Late Bloomers

Drama, F/B/GB 2011
Altersfreie Leidenschaft

Altersfreie Leidenschaft

Liebe, Alltag und Leidenschaft in einem Alter jenseits der 50er: Regisseurin Julie Gavras präsentiert in ihrem neuen Film "Late Bloomers" die Nöte derjenigen, die in der sogenannten zweiten Hälfte des Lebens angekommen sind. Isabella Rosselini und William Hurt verkörpern ein Ehepaar, das dem Älterwerden trotzt und sich mit den Grundpfeilern ihrer Beziehung - Liebe und Vertrauen - beschäftigt.
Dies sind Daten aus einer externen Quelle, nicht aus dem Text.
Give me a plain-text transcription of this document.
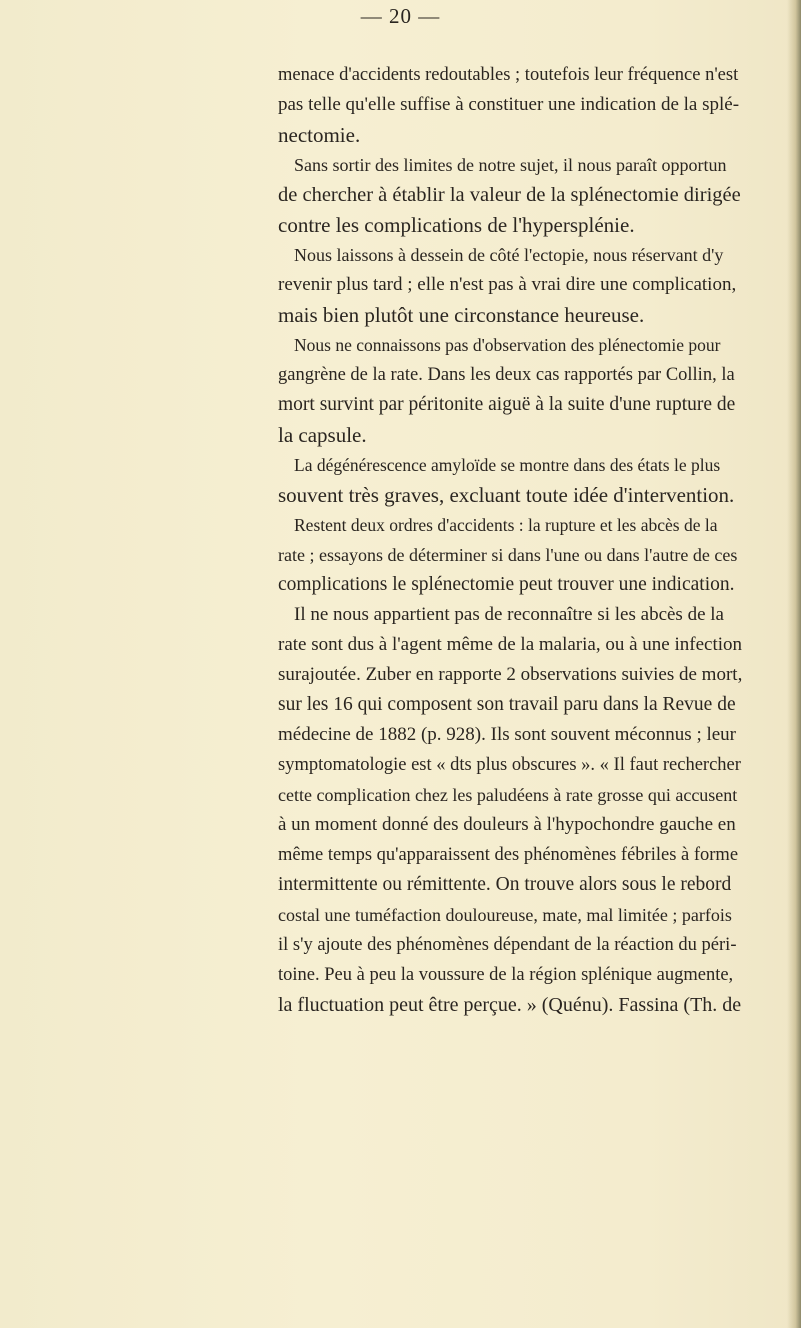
— 20 —
menace d'accidents redoutables ; toutefois leur fréquence n'est
pas telle qu'elle suffise à constituer une indication de la splé-
nectomie.
Sans sortir des limites de notre sujet, il nous paraît opportun
de chercher à établir la valeur de la splénectomie dirigée
contre les complications de l'hypersplénie.
Nous laissons à dessein de côté l'ectopie, nous réservant d'y
revenir plus tard ; elle n'est pas à vrai dire une complication,
mais bien plutôt une circonstance heureuse.
Nous ne connaissons pas d'observation des plénectomie pour
gangrène de la rate. Dans les deux cas rapportés par Collin, la
mort survint par péritonite aiguë à la suite d'une rupture de
la capsule.
La dégénérescence amyloïde se montre dans des états le plus
souvent très graves, excluant toute idée d'intervention.
Restent deux ordres d'accidents : la rupture et les abcès de la
rate ; essayons de déterminer si dans l'une ou dans l'autre de ces
complications le splénectomie peut trouver une indication.
Il ne nous appartient pas de reconnaître si les abcès de la
rate sont dus à l'agent même de la malaria, ou à une infection
surajoutée. Zuber en rapporte 2 observations suivies de mort,
sur les 16 qui composent son travail paru dans la Revue de
médecine de 1882 (p. 928). Ils sont souvent méconnus ; leur
symptomatologie est « dts plus obscures ». « Il faut rechercher
cette complication chez les paludéens à rate grosse qui accusent
à un moment donné des douleurs à l'hypochondre gauche en
même temps qu'apparaissent des phénomènes fébriles à forme
intermittente ou rémittente. On trouve alors sous le rebord
costal une tuméfaction douloureuse, mate, mal limitée ; parfois
il s'y ajoute des phénomènes dépendant de la réaction du péri-
toine. Peu à peu la voussure de la région splénique augmente,
la fluctuation peut être perçue. » (Quénu). Fassina (Th. de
Eigentlich könnte bei Mary (Isabella Rossellini) und Adam (William Hurt) alles gut sein. Die Eheleute leben in London und sollten eigentlich mit sich und ihrem Leben ganz zufrieden sein. Keine nennenswerten körperlichen Altersbeschwerden, eine finanziell gesicherte Zukunft und drei wohlgeratene erwachsene Kinder. Doch der Alltag und das Alter gehen nicht spurlos an ihnen vorbei.
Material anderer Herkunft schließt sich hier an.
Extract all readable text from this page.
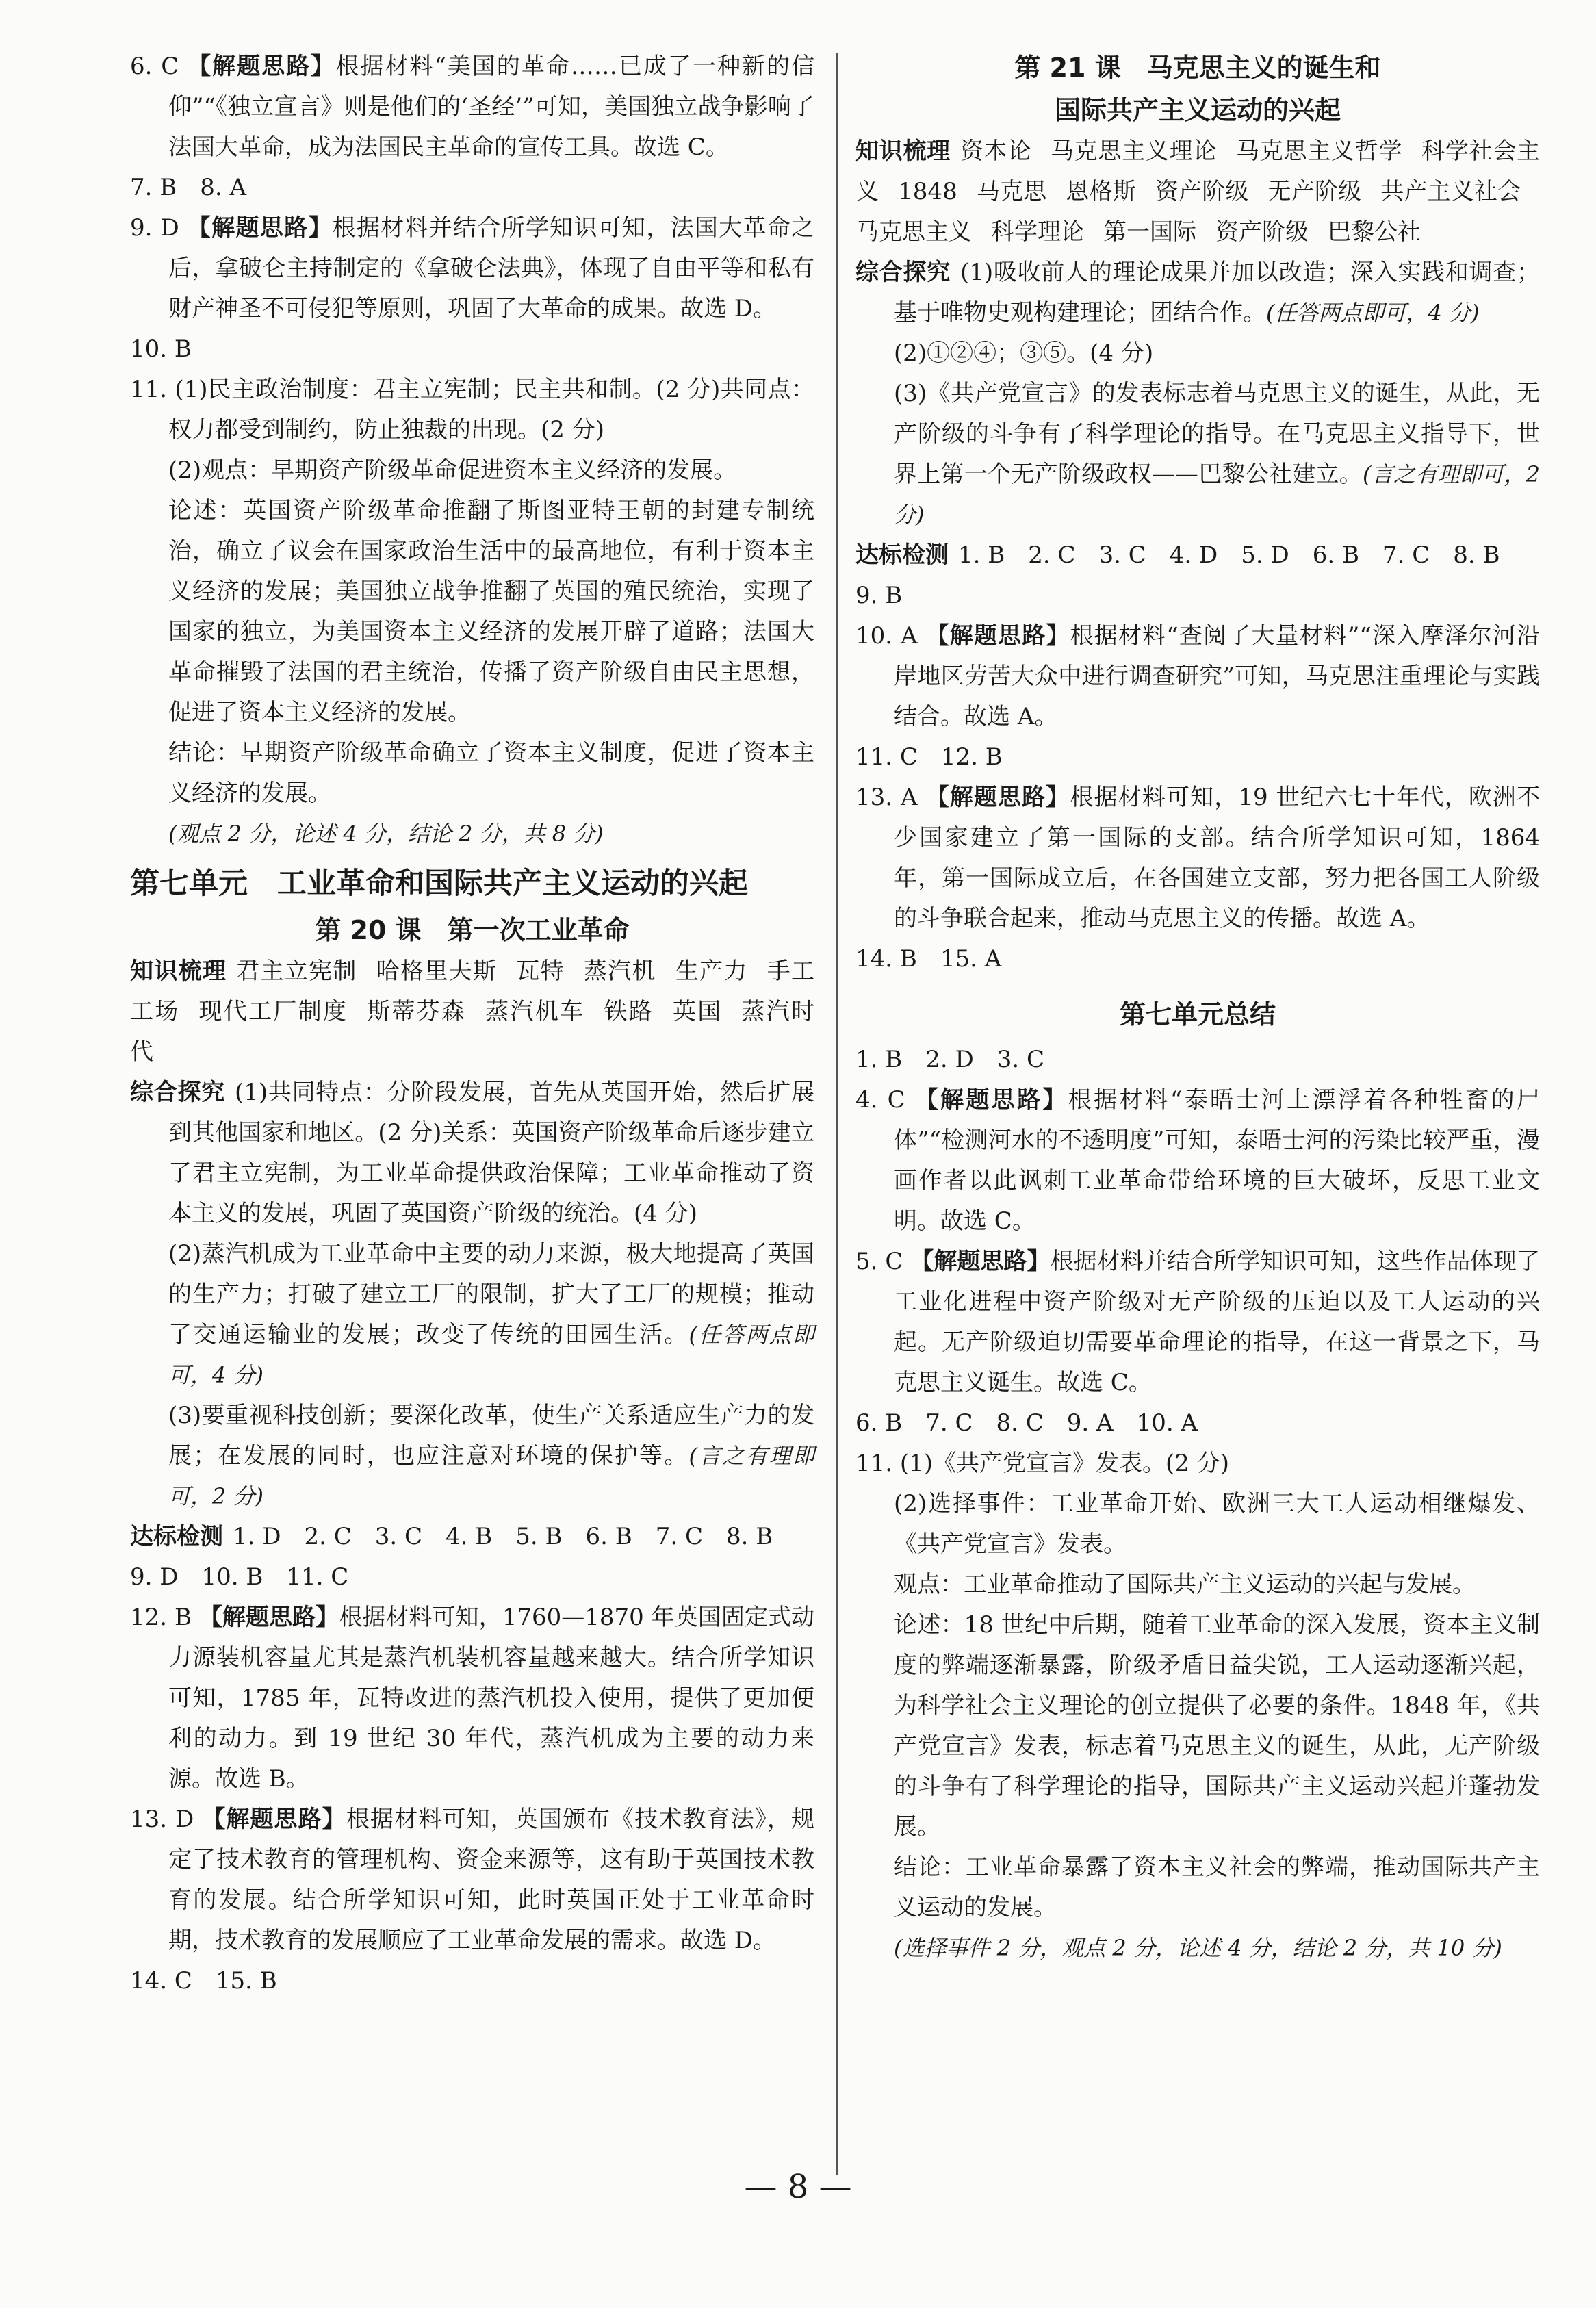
6. C 【 解题思路 】 根据材料“美国的革命……已成了一种新的信仰”“《独立宣言》则是他们的‘圣经’”可知，美国独立战争影响了法国大革命，成为法国民主革命的宣传工具。故选 C。

7. B　8. A

9. D 【 解题思路 】 根据材料并结合所学知识可知，法国大革命之后，拿破仑主持制定的《拿破仑法典》，体现了自由平等和私有财产神圣不可侵犯等原则，巩固了大革命的成果。故选 D。

10. B

11. (1)民主政治制度：君主立宪制；民主共和制。(2 分)共同点：权力都受到制约，防止独裁的出现。(2 分)

(2)观点：早期资产阶级革命促进资本主义经济的发展。

论述：英国资产阶级革命推翻了斯图亚特王朝的封建专制统治，确立了议会在国家政治生活中的最高地位，有利于资本主义经济的发展；美国独立战争推翻了英国的殖民统治，实现了国家的独立，为美国资本主义经济的发展开辟了道路；法国大革命摧毁了法国的君主统治，传播了资产阶级自由民主思想，促进了资本主义经济的发展。

结论：早期资产阶级革命确立了资本主义制度，促进了资本主义经济的发展。

(观点 2 分，论述 4 分，结论 2 分，共 8 分)

第七单元　工业革命和国际共产主义运动的兴起
第 20 课　第一次工业革命

知识梳理 君主立宪制 哈格里夫斯 瓦特 蒸汽机 生产力 手工工场 现代工厂制度 斯蒂芬森 蒸汽机车 铁路 英国 蒸汽时代

综合探究 (1)共同特点：分阶段发展，首先从英国开始，然后扩展到其他国家和地区。(2 分)关系：英国资产阶级革命后逐步建立了君主立宪制，为工业革命提供政治保障；工业革命推动了资本主义的发展，巩固了英国资产阶级的统治。(4 分)

(2)蒸汽机成为工业革命中主要的动力来源，极大地提高了英国的生产力；打破了建立工厂的限制，扩大了工厂的规模；推动了交通运输业的发展；改变了传统的田园生活。(任答两点即可，4 分)

(3)要重视科技创新；要深化改革，使生产关系适应生产力的发展；在发展的同时，也应注意对环境的保护等。(言之有理即可，2 分)

达标检测 1. D　2. C　3. C　4. B　5. B　6. B　7. C　8. B

9. D　10. B　11. C

12. B 【 解题思路 】 根据材料可知，1760—1870 年英国固定式动力源装机容量尤其是蒸汽机装机容量越来越大。结合所学知识可知，1785 年，瓦特改进的蒸汽机投入使用，提供了更加便利的动力。到 19 世纪 30 年代，蒸汽机成为主要的动力来源。故选 B。

13. D 【 解题思路 】 根据材料可知，英国颁布《技术教育法》，规定了技术教育的管理机构、资金来源等，这有助于英国技术教育的发展。结合所学知识可知，此时英国正处于工业革命时期，技术教育的发展顺应了工业革命发展的需求。故选 D。

14. C　15. B

第 21 课　马克思主义的诞生和
国际共产主义运动的兴起

知识梳理 资本论 马克思主义理论 马克思主义哲学 科学社会主义 1848 马克思 恩格斯 资产阶级 无产阶级 共产主义社会马克思主义 科学理论 第一国际 资产阶级 巴黎公社

综合探究 (1)吸收前人的理论成果并加以改造；深入实践和调查；基于唯物史观构建理论；团结合作。(任答两点即可，4 分)

(2)①②④；③⑤。(4 分)

(3)《共产党宣言》的发表标志着马克思主义的诞生，从此，无产阶级的斗争有了科学理论的指导。在马克思主义指导下，世界上第一个无产阶级政权——巴黎公社建立。(言之有理即可，2 分)

达标检测 1. B　2. C　3. C　4. D　5. D　6. B　7. C　8. B

9. B

10. A 【 解题思路 】 根据材料“查阅了大量材料”“深入摩泽尔河沿岸地区劳苦大众中进行调查研究”可知，马克思注重理论与实践结合。故选 A。

11. C　12. B

13. A 【 解题思路 】 根据材料可知，19 世纪六七十年代，欧洲不少国家建立了第一国际的支部。结合所学知识可知，1864 年，第一国际成立后，在各国建立支部，努力把各国工人阶级的斗争联合起来，推动马克思主义的传播。故选 A。

14. B　15. A

第七单元总结

1. B　2. D　3. C

4. C 【 解题思路 】 根据材料“泰晤士河上漂浮着各种牲畜的尸体”“检测河水的不透明度”可知，泰晤士河的污染比较严重，漫画作者以此讽刺工业革命带给环境的巨大破坏，反思工业文明。故选 C。

5. C 【 解题思路 】 根据材料并结合所学知识可知，这些作品体现了工业化进程中资产阶级对无产阶级的压迫以及工人运动的兴起。无产阶级迫切需要革命理论的指导，在这一背景之下，马克思主义诞生。故选 C。

6. B　7. C　8. C　9. A　10. A

11. (1)《共产党宣言》发表。(2 分)

(2)选择事件：工业革命开始、欧洲三大工人运动相继爆发、《共产党宣言》发表。

观点：工业革命推动了国际共产主义运动的兴起与发展。

论述：18 世纪中后期，随着工业革命的深入发展，资本主义制度的弊端逐渐暴露，阶级矛盾日益尖锐，工人运动逐渐兴起，为科学社会主义理论的创立提供了必要的条件。1848 年，《共产党宣言》发表，标志着马克思主义的诞生，从此，无产阶级的斗争有了科学理论的指导，国际共产主义运动兴起并蓬勃发展。

结论：工业革命暴露了资本主义社会的弊端，推动国际共产主义运动的发展。

(选择事件 2 分，观点 2 分，论述 4 分，结论 2 分，共 10 分)

— 8 —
So wacht Mary zu Beginn des Films auf und kann sich an die Geschehnisse des Vortags nicht mehr erinnern. Hinter der Gedächtnislücke vermutet die bestürzte Mary erste Anzeichen von Alzheimer. Auch der Alltag erweist sich als immer schwieriger, so scheitert sie in einer Szene beim Mascaraauftragen verzweifelt an ihrer Brille und die nachmittagliche Betreuung ihrer Enkel empfindet sie immer mehr als Belastung. Nach einem Arztbesuch entscheidet sie sich ihr Leben umzukrempeln und nimmt ihren Alltag in den Angriff: Aqua - Fitness, ein ehrenamtliches Engagement und das Aufrüsten der gemeinsamen Wohnung zu einem altersgerechten Eigenheim sollen eine neue Perspektive schaffen.Bei ihrem Mann Adam lösen Haltestützen im Bad und das Telefon mit extra großen Wahltasten jedoch großes Unverständnis aus. Er fühlt sich keinesfalls alt und weigert sich mit dem Gedanken auseinanderzusetzen, dass seine Zeit als erfolgreicher Architekt möglicherweise auch schon hinter ihm liegt. Durch eine junge und kluge Verehrerin kompensiert er aufkommende Zweifel an seiner beruflichen Zukunft und eine neue Lederjacke soll kurzerhand für einen jugendlicheren Look sorgen.

Vor allem die gemeinsamen drei Kindern spüren jedoch, dass eine endgültige Trennung möglich ist und versuchen die Ehe ihrer Eltern zu kitten. Allerdings erkenne sie, dass ihre Interventionen aus der Distanz fruchtlos sind. So bleibt ihnen nichts anderes übrig, als zu hoffen, dass Mary und Adam vielleicht doch wieder zusammenfinden und jeder für sich seine Probleme mit dem Älterwerden löst. Doch das gestaltet sich schwieriger als gedacht, denn wie Adams exzentrischer Arbeitskollege ihm richtig prophezeit: "Altern ist nichts für Weicheier".